Au camp de baguage, Albert Millot extrait les oiseaux, un à un, pendant que les autres gigotent dans les pochons rouges, derrière. « Le plus important, quand on bague, c’est la sécurité de l’oiseau, dit-il. Ce n’est pas un geste anodin. L’objectif, c’est qu’il reparte en bonne santé, on y est très attentif. On le manipule le moins possible, on le relâche très vite. Et après, c’est la qualité de l’information qui compte. » Taille des ailes, poids – autour d’une dizaine de grammes –, engraissement, après la bague « pas plus lourde qu’une montre » apposée à une patte, le bagueur note tout. Gorgebleue à miroir, un oiseau emblématique du marais, bruant des roseaux, rousserolles, passent entre ses doigts, avant d’être relâchés.
« L’objectif , c’est de prospecter »
Toutes les demi-heures, les ornithologues relèvent les filets. Ils les longent, aller et retour, lèvent les yeux au ciel, pour admirer un héron pourpré, assez rare pour être noté, les tournent vers le sol pour apercevoir un criquet ensanglanté, typique du marais. D’un pochoir, Albert Millot sort un phragmite des joncs, le cousin du phragmite aquatique. Du second, on ne verra pas le plumage. Le lieu où on se trouve est supposé être idéal pour eux, mais ce n’est justement qu’une supposition, à affiner. « Le phragmite aquatique est spécifique des zones humides. L’objectif, c’est de prospecter. On en a vu un en une semaine, au début j’étais optimiste, je le suis un peu moins maintenant », confie Albert Millot.

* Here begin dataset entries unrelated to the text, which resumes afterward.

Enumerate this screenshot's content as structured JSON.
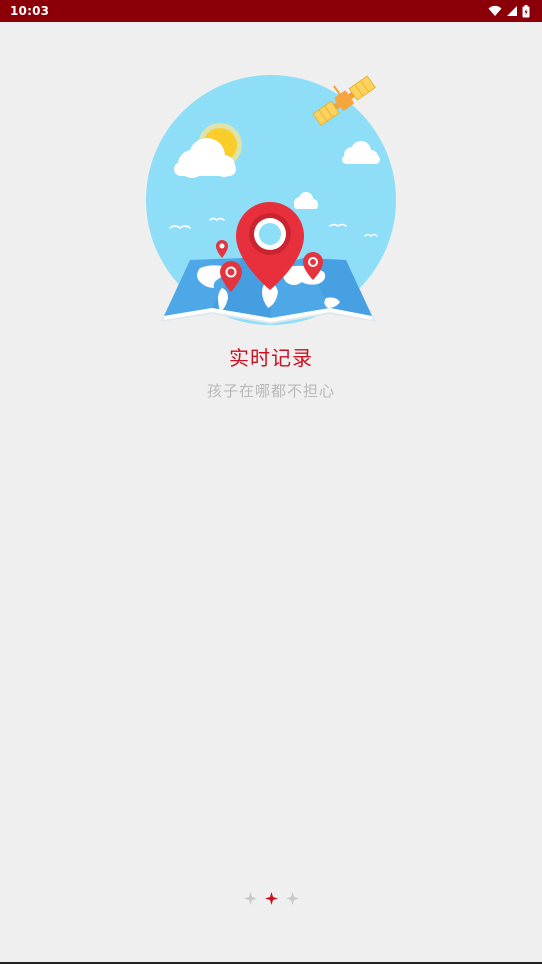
{
  "status_bar": {
    "time": "10:03",
    "icons": [
      "wifi-icon",
      "cell-signal-icon",
      "battery-icon"
    ],
    "background": "#8b0008"
  },
  "onboarding": {
    "title": "实时记录",
    "subtitle": "孩子在哪都不担心",
    "title_color": "#cc1020",
    "subtitle_color": "#b8b8b8"
  },
  "pager": {
    "page_count": 3,
    "active_index": 1,
    "active_color": "#cc1020",
    "inactive_color": "#c8c8c8"
  },
  "illustration": {
    "name": "map-location-illustration",
    "elements": [
      "sun",
      "clouds",
      "satellite",
      "map",
      "location-pins",
      "birds"
    ]
  }
}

Ce matin-là, une trentaine d’oiseaux seront bagués. Si le phragmite aquatique est resté invisible, l’expérience témoigne que l’endroit choisi n’a beau pas être classé, il recèle des espèces, en faune ou flore, qui sont la richesse du marais. Fauvette des jardins, d’autres cousins du phragmite, échouent dans les filets, jusqu’au milieu de la journée. Heure à laquelle les ornithologues les démontent, pour éviter qu’un oiseau ne se prenne dedans.
Les statistiques relevés serviront à alimenter le plan national d’actions dédié au phragmite, de mieux connaître l’oiseau, comment il vit, comment il migre. Et de parfaire la connaissance de ses congénères. L’observation dure jusqu’au 25 août, débute à chaque fois au petit matin. Pour saisir le marais lorsqu’il s’éveille.